Embora existam várias metodologias ágeis que poderiam ser aplicadas ao projeto, a selecionada assemelha-se, em grande parte, à metodologia Scrum. Contudo, esta não foi seguida na íntegra pelo facto de o projeto ser constituído por um único programador (em colaboração com os respetivos gestores de projeto), seguindo-se apenas algumas diretrizes aplicáveis ao projeto em questão.

A Figura 8 ilustra a metodologia Scrum de forma esquematizada:

16 Tal como se pode ver na Figura 8, existem vários papéis atribuídos dentro desta metodologia, nomeadamente o Product Owner, que, neste caso, foi atribuído ao Prof.

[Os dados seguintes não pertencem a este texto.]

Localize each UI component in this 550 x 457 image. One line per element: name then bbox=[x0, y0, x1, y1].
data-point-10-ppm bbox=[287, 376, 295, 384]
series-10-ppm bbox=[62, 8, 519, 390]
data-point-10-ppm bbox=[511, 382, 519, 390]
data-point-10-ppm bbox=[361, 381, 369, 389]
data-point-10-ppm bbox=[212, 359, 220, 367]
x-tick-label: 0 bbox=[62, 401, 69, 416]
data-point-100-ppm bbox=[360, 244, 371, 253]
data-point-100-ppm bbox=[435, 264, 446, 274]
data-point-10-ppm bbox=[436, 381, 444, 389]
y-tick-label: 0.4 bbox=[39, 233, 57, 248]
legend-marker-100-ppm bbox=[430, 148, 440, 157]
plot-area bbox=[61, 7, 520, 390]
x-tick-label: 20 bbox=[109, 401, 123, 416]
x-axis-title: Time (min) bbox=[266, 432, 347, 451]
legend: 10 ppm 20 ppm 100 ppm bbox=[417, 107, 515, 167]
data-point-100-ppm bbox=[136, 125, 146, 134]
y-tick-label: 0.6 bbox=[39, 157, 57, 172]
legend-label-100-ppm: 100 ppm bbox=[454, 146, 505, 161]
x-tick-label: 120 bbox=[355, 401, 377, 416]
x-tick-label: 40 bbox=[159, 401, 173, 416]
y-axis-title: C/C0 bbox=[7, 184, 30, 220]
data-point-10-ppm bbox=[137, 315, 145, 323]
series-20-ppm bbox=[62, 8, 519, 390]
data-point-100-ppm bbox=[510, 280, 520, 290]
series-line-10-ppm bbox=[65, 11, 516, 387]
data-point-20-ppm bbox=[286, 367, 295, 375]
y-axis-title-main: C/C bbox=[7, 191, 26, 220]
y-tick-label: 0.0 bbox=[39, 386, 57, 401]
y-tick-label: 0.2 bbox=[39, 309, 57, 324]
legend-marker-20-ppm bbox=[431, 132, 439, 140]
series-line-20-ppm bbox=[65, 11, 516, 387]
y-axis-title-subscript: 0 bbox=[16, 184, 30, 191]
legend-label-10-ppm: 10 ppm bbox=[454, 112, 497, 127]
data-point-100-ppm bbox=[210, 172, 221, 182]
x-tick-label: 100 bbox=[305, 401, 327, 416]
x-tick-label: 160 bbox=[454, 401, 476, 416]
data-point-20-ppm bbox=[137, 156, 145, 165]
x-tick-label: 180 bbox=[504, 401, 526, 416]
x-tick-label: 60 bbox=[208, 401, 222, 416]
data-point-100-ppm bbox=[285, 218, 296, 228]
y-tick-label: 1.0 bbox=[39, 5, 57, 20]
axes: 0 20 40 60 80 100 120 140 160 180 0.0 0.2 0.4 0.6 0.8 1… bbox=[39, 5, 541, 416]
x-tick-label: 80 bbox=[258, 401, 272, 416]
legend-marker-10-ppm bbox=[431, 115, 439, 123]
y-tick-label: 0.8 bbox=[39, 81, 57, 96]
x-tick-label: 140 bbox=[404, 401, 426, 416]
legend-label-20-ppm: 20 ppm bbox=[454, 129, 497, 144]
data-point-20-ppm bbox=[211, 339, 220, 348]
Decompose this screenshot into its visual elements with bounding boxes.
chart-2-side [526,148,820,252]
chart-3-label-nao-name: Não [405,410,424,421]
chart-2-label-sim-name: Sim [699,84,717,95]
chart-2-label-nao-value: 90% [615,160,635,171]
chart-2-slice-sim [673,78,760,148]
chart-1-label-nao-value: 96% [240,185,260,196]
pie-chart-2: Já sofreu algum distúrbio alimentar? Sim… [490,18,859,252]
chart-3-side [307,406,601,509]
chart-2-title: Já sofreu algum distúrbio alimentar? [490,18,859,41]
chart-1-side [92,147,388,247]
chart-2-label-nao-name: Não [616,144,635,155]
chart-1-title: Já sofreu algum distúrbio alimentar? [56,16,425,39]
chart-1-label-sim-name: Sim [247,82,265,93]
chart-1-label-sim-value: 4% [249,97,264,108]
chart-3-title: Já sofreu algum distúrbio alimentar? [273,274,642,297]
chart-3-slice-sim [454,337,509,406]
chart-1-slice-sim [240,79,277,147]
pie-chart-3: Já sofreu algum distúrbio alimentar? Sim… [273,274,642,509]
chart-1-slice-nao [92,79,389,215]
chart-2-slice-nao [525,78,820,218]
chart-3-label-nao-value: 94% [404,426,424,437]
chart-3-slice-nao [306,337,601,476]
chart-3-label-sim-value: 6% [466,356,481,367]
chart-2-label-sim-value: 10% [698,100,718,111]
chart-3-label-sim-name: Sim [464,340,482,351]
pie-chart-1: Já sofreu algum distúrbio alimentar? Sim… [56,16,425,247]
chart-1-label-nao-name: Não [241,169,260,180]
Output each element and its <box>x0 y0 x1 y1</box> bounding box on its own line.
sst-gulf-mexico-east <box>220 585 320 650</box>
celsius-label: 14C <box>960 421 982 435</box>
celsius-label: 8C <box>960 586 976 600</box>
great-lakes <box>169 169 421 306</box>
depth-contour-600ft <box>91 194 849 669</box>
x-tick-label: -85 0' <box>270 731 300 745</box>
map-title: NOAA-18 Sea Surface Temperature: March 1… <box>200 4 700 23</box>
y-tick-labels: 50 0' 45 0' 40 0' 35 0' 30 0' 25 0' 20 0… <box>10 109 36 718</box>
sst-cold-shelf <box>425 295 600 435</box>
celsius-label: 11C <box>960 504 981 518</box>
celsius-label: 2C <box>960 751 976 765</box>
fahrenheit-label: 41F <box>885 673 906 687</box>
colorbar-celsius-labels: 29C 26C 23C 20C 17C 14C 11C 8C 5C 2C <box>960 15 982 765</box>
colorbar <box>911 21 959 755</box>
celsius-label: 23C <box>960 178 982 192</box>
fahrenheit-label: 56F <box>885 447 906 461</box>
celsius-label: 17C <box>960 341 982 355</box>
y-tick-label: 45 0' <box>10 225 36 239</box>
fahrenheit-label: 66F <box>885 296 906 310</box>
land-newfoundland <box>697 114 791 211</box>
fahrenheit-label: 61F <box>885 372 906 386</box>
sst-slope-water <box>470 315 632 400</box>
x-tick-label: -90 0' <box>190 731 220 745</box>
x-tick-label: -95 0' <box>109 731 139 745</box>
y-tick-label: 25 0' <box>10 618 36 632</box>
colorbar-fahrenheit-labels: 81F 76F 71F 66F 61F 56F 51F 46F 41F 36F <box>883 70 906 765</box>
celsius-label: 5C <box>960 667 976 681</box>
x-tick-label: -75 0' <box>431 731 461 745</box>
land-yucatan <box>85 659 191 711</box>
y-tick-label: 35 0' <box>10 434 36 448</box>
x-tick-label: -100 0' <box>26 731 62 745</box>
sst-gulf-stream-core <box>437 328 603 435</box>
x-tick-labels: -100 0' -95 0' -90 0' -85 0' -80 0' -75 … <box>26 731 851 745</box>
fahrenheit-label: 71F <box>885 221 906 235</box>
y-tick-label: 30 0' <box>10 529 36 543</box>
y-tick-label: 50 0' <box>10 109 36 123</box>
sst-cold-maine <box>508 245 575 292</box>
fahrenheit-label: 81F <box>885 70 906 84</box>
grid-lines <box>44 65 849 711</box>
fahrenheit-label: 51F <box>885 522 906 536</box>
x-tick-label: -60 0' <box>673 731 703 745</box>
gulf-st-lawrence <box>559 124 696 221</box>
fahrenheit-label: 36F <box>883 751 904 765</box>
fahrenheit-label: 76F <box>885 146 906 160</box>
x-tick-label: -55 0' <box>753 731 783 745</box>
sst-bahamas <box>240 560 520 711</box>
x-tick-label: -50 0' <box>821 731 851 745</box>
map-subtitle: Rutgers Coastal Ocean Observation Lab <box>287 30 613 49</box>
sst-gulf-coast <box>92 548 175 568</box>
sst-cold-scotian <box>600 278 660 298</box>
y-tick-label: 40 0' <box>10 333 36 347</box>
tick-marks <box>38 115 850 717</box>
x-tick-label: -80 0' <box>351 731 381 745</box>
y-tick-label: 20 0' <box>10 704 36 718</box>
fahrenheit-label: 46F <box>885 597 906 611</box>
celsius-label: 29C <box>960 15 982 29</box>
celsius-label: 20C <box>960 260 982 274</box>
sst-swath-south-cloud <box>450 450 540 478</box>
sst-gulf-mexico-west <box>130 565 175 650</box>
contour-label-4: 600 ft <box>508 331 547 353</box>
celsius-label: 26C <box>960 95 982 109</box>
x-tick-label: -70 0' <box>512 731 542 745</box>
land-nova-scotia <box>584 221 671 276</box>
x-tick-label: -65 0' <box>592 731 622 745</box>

Rui Pinto e cuja função é liderar estrategicamente o projeto e estabelecer o elo de ligação com o cliente e os membros da equipa; os Scrum Masters, cuja função é coordenar o projeto e garantir que a equipa cumpre as regras e as práticas do Scrum, facilitando e potencializando o seu trabalho (estas funções foram assumidas pelo Prof. Ricardo Martinho e pelo Prof. Rui Rijo); a equipa de desenvolvimento, que, neste caso, era constituída por um único elemento (o autor do presente relatório, Emanuel Silva); e os clientes ou stakeholders, que eram os profissionais de saúde responsáveis pelo programa de reabilitação cardíaca do Centro Hospitalar de Leiria (o Dr. Alexandre Antunes e a Dr.ª Filipa Januário) e os próprios pacientes a quem o projeto se destina.